Wednesday, May 30, 2007

Coke and A Smile

I got to thinking lately about the shelf life of mass-produced food, following a conversation on the ASFS listserve - indestructable twinkies and Otis Spunkmeyer muffins. I realized there has been a plastic bottle of coke on a shelf in my office for 7 years. I bought it when I first started doing a big food history course, and we got to the topic of high fructose corn syrup, long commodity food chains, mass production and so forth, so I bought this by way of illustration. It's been there ever since.

I think it's fair to say that Coke does not have a long shelf life. Notice how you can almost see through it now, and how the plastic bottle is slowly imploding. I think this kind of PET bottle (basically polyster) is supposed to leach arsenic or something into the bottle if kept too long, so I'm assuming this is now poison. So modern mass produced food can stay on the shelf for years in some cases, but this may be just as scary - what resolutely should not stay on the shelf. But I'm sure it sometimes does. Glad I don't drink the stuff, unless with rum of course.


LMB said...

Is it Coke that doesn't have a long shelf life – or the bottle it's packaged in?

The reason for this inquiry is that, long ago in a grade school science class, we marinated a tooth (donated by some kid whose parents refused to contribute to the Tooth Fairy mythology) in a (glass) bottle of Coke. At some point (kids have no sense of time), the tooth disappeared, ostensibly dissolved by the glowing amber elixir. (Or maybe the Tooth Fairy got it after all).

Of course, one wonders whether it was simply one of those fascistic stunts pulled by elementary school teachers (but never university professors, Ken) to convince their naive charges of the evils of something or other.

But since that time, I've clung to the quixotic idea that Coke is forever. And it's forever great with rum...

Ken Albala said...

Imb, I've heard this very tooth-dissolving myth many times. I'll have to try it the next time one of my sons loses one. I for one am inclined to believe it. But yes, you're right, it's the packaging that's evil incarnate - the plastic bottle. I've been reading lately about the damage to the environment casued by the spike in bottled drinking water, which people thing is better for health, without considering the costs and pollution in manufacturing, transport, even with recycling. Drink tap water or vodka from a glass bottle.

Chris said...

Decaying teeth is one of many wonderful properties of coke. It's a great chrome cleaner, toilet cleaner, grease remover from clothing. An all purpuse cleaner that puts Dr. Bonner's to timid shame. Why? Coke (and Pepsi, et al) has a pH of roughly 3.4. Which is a level of acid that can in fact dissolve bones. And when that happens in adults, little calcium deposits form in your kidneys and create stones. Lovely. But I'm not a doctor.

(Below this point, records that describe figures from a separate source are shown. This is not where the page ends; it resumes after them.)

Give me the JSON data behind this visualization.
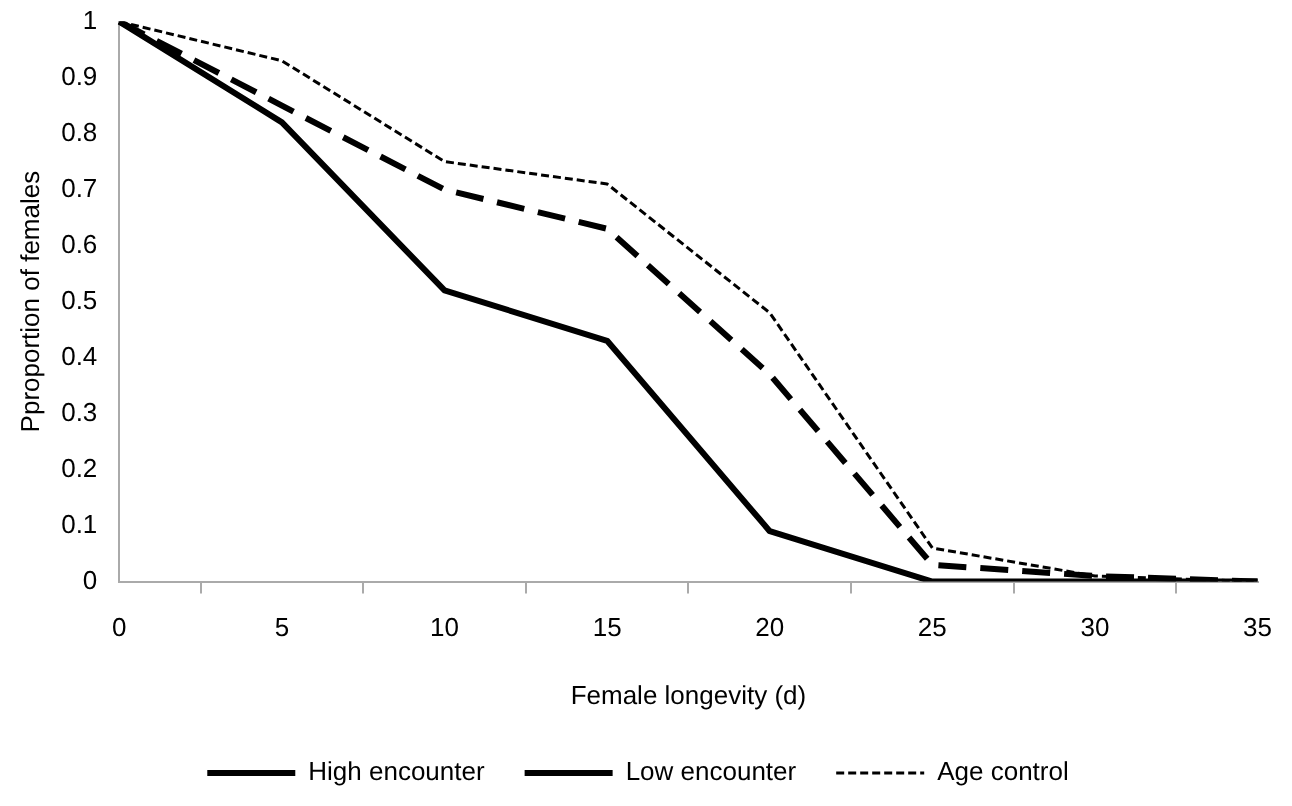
{
  "chart_data": {
    "type": "line",
    "xlabel": "Female longevity (d)",
    "ylabel": "Pproportion of females",
    "categories": [
      "0",
      "5",
      "10",
      "15",
      "20",
      "25",
      "30",
      "35"
    ],
    "ylim": [
      0,
      1
    ],
    "yticks": [
      0,
      0.1,
      0.2,
      0.3,
      0.4,
      0.5,
      0.6,
      0.7,
      0.8,
      0.9,
      1
    ],
    "grid": false,
    "legend": "bottom",
    "marker": "none",
    "series": [
      {
        "name": "High encounter",
        "color": "#000000",
        "line_style": "dashed",
        "values": [
          1,
          0.85,
          0.7,
          0.63,
          0.37,
          0.03,
          0.01,
          0
        ]
      },
      {
        "name": "Low encounter",
        "color": "#000000",
        "line_style": "solid",
        "values": [
          1,
          0.82,
          0.52,
          0.43,
          0.09,
          0,
          0,
          0
        ]
      },
      {
        "name": "Age control",
        "color": "#000000",
        "line_style": "dotted",
        "values": [
          1,
          0.93,
          0.75,
          0.71,
          0.48,
          0.06,
          0.01,
          0
        ]
      }
    ]
  }
}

But who cares about that? The best part of a plastic bottle of coke sitting on your shelf for 7 years means that there's been a nice leaching process of bisphenol A from the plastic. Great stuff. A known endocrine disrupter, bisphenol A shows up in most plastics including baby formula bottles and containers. And essentially what endocrine disrupters do is screw with hormonal balances. A stepping stone (so to speak) to beast cancer in women, it also leads to infertile sperm in men and generally detrimental natal development. And it's everywhere.

I know next to nothing about medicine or chemistry and maybe I'm spreading ghastly enviro rumors. So here's a Wiki link:

Cheers Big Ears!

Jim L said...

I have a six pack of collectors addition bottled coke from Christmas 1995. which would make it say. . . 15 yrs has not changed color that much. and has not been in direct sun light.